Recently, several people have suggested I find a roommate to increase my cash flow. One person was even shocked I didn't already have one being I live in a large four bedroom house. Earlier, I tried, but no one even answered my ads except someone who needed to move immediately! (I saw many red flags on that one.) I knew of two guys I would have considered as roommates, but neither opportunity panned out. So, I have come to accept that I was meant to go through this phase alone in order to learn some lessons:
  1. I am a survivor, I have been through other difficult times, financial or otherwise, and made it. I will make it to May.
  2. I am self-reliant. I have learned to rely on myself and myself alone. I don't need anyone else.
  3. I am strong. I will do what it takes to survive. I may not like it, but I can do it. And I will.
  4. And, perhaps, the fact that since I've gone through this alone, I will appreciate my success all that more.
I've also come to realize that roommates are like boyfriends and pets. The right one will appear at the right time, if the Universe so decrees.

So, what am I doing to help me make it through this dark patch? I will work out a timeline to determine when to submit receipts for reimbursement before bills are returned. I have signed up to do some tutoring after school for some additional pay. It's not much, but every little bit helps. I will continue whatever cost-cutting measures I need to, like shopping at off-chain markets, buying off-brand items, increase using coupons, only buy what I absolutely need, etc. After all, this is only for a short period of time.

Another bit of news is that my union and district are negotiating a new contract, which includes a possible pay raise. And there is an offer on the table from the district, so I'm hopeful of something.
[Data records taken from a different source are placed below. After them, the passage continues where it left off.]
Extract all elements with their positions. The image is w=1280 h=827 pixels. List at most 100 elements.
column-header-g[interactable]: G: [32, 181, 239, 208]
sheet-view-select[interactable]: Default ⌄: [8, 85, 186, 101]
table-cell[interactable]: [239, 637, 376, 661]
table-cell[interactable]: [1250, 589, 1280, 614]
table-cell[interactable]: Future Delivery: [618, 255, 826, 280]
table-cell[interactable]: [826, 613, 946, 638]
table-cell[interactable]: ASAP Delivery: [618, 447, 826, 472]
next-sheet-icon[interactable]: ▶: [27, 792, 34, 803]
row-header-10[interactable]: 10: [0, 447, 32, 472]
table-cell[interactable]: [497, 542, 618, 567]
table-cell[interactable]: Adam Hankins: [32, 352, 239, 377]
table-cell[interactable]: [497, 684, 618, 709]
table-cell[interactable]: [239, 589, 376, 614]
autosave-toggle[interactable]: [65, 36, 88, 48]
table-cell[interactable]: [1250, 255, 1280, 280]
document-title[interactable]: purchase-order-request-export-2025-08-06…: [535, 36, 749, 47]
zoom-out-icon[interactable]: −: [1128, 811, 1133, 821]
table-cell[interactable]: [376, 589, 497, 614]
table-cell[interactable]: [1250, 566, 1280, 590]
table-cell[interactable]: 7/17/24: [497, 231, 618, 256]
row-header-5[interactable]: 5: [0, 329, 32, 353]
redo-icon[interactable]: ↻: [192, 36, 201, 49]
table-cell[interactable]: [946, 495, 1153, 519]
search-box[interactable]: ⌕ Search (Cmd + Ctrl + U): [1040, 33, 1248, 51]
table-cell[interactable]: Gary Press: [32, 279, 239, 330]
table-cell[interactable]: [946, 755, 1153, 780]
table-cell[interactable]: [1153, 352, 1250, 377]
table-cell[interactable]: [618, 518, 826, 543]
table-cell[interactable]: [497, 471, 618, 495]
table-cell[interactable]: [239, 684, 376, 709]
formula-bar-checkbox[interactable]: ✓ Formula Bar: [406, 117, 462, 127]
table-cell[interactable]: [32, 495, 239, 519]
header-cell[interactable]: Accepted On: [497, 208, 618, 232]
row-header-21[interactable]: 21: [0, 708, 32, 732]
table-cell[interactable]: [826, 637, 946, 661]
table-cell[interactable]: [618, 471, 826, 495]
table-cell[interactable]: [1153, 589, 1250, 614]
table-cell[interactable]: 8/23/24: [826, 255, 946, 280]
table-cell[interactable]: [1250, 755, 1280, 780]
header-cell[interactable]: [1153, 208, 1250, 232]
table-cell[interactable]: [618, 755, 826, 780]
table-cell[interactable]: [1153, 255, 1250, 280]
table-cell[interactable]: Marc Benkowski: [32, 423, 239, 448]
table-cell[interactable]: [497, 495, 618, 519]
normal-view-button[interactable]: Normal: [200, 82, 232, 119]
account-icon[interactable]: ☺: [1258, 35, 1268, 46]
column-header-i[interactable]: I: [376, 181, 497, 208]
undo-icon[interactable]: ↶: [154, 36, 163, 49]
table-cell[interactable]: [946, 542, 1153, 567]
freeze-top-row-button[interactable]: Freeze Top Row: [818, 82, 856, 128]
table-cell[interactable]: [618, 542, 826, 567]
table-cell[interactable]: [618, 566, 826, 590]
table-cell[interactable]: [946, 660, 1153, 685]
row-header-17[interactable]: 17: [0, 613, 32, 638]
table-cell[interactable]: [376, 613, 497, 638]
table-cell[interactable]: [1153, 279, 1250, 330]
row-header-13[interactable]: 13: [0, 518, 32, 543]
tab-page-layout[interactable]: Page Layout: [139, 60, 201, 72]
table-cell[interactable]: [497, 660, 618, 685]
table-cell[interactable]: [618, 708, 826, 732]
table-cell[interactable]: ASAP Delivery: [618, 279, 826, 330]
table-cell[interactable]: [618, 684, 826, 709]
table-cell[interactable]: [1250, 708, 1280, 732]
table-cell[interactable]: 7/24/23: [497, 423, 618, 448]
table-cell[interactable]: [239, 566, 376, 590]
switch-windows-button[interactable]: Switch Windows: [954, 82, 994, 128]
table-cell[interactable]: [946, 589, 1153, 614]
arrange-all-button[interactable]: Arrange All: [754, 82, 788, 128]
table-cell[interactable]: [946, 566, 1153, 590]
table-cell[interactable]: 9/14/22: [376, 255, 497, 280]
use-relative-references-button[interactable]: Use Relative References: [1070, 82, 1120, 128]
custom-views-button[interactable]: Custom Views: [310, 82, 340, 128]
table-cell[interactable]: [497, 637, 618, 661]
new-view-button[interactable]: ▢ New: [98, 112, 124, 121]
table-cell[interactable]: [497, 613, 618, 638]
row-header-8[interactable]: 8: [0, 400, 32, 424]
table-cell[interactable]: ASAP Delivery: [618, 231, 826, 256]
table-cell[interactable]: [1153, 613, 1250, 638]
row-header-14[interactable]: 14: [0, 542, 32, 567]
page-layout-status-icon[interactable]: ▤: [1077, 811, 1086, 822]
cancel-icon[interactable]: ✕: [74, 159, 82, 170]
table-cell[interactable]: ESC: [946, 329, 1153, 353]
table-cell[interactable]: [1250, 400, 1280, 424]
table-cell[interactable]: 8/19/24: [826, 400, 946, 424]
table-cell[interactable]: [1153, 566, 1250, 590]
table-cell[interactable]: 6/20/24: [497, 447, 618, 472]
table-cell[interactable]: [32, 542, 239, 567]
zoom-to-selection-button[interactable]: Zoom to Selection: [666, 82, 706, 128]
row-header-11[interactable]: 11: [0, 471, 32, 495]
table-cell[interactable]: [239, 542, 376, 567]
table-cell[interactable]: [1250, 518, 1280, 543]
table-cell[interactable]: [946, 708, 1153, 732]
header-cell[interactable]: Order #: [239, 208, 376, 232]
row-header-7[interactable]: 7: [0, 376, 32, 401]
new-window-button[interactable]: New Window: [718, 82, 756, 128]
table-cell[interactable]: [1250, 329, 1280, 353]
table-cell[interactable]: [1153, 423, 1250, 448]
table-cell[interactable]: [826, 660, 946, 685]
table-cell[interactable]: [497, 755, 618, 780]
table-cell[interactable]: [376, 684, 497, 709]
However, my instinct is that it will be settled toward the end of the school year when the district sees how much money it didn't spend, if any; and when I've been through the rough patch. So, because my financial picture is improving due to:
  • all my personal debt being paid off soon;
  • a possible raise in the future, and maybe even retroactive to the beginning of the school year,
I'm feeling better about some things.

While I'm not expecting my financial picture to look like this one:

 I'm thinking it will be more like this:

 But, this doesn't mean I'm ready to date.